「小鬼から梟が来て、バグマンへの貸しは幾らになるんだ。って聞いて来たんだ。」
「俺らは全ての事情を話したら、其奴が元金だけ返してくれた。バグマンへの借金に上乗せする形で返金するってね。」
「クレスメントの温情に感謝するのと同時に、この様な男に2度と引っかからない様に見極める力をつけろと釘を刺されたさ。」
ジョージが最後に苦笑しながら言えば、レンも思わす苦笑してしまう。
その話にはまだ続きがある様で、フレッドが言葉を続ける。
「んで、帰りの汽車から降りる時…」
「ハリーがレンと同じ事を言ってくれたんだ。笑いが欲しいって。俺達の事を応援してくれた。」
「賞金の1000ガリオン。受け取らないと呪いをかけるってさ。」
お袋には内緒な。と声を小さくして双子は言い、レンは驚きを隠せなかった。
「初めからこれは自分が受け取るべきものじゃないって言ってたみたいだな。」
「それで、だ。十分な資金もある事だし、俺らホグワーツに戻るかどうか悩んでる。」
「あと1年だもの、市場調査も兼ねてホグワーツに戻った方が良いんじゃない?おば様も悲しまれると思うの。

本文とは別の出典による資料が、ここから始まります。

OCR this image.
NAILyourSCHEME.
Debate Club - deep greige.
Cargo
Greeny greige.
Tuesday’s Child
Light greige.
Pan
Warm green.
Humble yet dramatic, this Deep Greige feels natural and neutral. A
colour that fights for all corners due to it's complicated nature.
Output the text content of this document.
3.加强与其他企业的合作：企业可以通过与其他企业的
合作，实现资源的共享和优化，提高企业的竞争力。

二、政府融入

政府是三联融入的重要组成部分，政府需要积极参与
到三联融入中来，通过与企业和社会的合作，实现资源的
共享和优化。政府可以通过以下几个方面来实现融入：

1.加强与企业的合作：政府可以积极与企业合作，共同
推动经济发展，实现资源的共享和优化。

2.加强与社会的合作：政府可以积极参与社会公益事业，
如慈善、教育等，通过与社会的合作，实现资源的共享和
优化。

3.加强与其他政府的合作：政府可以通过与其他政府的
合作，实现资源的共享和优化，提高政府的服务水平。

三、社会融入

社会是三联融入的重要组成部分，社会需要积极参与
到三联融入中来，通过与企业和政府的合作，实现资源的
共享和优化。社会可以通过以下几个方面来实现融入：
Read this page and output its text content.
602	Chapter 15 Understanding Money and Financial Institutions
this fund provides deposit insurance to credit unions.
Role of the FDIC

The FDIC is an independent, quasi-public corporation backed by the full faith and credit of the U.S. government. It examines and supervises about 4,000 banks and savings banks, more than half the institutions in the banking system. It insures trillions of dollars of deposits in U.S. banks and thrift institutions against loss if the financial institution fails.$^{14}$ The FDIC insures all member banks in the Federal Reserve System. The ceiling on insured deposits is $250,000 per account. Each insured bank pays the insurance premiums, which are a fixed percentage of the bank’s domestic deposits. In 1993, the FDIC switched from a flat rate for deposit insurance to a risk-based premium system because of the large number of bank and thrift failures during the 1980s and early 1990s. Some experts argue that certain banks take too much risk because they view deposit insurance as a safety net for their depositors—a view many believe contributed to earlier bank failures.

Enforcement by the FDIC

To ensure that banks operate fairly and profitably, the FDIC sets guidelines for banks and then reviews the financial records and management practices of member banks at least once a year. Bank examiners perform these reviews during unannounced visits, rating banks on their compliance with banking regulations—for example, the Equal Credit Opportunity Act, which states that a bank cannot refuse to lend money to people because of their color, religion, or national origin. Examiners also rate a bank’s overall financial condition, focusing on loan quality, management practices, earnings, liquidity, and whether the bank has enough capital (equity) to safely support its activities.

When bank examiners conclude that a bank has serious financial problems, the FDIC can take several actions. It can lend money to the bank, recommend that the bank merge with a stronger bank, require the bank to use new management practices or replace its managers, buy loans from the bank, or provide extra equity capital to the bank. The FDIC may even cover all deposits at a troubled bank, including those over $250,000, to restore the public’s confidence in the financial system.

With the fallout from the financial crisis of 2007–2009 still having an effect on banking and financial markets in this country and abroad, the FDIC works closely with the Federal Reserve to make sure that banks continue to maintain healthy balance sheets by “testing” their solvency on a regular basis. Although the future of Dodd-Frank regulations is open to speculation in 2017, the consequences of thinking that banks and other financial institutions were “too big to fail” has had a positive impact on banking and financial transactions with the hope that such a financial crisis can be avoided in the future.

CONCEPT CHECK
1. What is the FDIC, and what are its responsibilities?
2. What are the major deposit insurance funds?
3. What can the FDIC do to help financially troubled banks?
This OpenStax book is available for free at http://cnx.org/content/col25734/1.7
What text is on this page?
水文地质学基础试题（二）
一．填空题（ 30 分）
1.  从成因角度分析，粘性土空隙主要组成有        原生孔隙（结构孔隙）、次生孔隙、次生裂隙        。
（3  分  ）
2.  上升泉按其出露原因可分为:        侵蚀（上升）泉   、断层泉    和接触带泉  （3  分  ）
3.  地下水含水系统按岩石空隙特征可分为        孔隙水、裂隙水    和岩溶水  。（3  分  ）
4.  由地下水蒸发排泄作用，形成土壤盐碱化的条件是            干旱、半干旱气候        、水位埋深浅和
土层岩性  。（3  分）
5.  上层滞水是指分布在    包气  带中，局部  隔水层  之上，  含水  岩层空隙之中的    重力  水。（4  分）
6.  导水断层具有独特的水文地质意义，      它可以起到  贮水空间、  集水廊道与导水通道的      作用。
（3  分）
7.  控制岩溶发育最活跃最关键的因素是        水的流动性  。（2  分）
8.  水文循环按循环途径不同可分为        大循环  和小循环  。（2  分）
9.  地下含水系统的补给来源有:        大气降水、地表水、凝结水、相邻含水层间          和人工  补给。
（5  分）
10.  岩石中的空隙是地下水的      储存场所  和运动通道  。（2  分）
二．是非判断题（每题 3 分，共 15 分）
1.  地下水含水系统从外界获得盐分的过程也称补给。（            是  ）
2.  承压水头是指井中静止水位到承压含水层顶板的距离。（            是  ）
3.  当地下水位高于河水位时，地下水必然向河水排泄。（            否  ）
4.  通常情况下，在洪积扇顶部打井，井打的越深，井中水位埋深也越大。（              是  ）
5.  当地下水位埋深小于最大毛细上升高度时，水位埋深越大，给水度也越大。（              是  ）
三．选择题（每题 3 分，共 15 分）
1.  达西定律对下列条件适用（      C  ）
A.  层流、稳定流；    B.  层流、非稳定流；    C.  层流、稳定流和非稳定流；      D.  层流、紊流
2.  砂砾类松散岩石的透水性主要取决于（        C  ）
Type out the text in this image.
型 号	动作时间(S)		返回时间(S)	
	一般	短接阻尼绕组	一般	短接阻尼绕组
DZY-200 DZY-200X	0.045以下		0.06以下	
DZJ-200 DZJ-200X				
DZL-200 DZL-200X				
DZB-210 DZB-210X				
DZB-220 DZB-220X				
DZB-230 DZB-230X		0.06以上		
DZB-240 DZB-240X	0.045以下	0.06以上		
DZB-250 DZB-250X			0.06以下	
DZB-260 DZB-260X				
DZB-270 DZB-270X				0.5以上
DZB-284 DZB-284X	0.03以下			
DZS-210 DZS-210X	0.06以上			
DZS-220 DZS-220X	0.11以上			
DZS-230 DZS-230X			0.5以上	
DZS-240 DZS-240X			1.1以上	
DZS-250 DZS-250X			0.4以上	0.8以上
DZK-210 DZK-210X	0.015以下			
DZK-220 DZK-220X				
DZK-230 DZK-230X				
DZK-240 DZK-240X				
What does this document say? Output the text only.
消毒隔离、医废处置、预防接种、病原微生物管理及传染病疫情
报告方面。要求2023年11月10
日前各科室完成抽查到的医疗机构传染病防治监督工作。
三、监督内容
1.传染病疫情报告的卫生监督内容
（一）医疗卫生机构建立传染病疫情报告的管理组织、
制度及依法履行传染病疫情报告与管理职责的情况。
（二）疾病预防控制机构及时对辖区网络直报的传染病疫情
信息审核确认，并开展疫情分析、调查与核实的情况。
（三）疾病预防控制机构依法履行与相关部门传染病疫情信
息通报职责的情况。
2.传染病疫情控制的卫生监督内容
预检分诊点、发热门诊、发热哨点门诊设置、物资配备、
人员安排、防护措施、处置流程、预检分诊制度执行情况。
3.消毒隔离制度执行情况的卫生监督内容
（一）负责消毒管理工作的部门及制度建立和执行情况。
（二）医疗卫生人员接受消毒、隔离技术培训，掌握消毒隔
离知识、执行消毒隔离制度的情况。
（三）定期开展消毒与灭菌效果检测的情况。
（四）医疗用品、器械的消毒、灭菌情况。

」
レンの率直な意見に、やっぱりそうだよな…と双子も悩んでいる様だった。
「そもそも貴方達が中退してしまったら、リーから元気がなくなってしまうと思うわ。」
そういうレンに双子は思わず笑ってしまっていた。
「それを話そうと思ってくれたの?」
「あぁ。レンは俺らの姫君だからね。」
「同じ秘密を共有する運命共同体、だろう?」
「それに、レンに秘密にしたままってなんか嫌だったんだ。俺が。」
「俺達の為に魔法省に通い詰めてくれた可愛い姫君にね。」
そうジョージ、フレッドと交互に言う2人にどこか擽ったく顔が熱くなるのが判る。
揶揄わないで。というレンに双子は可笑しそうに声をあげて笑った。
「さ、俺らは戻るからさ。」
「ゆっくり休んで傷治してくれよ。」
「早く治して案内してもらわなきゃな。」
そう言う2人にレンは手を伸ばしジョージは掴めたがフレッドも掴もうと手がかすり、その手にフレッドが手を触れてくれる。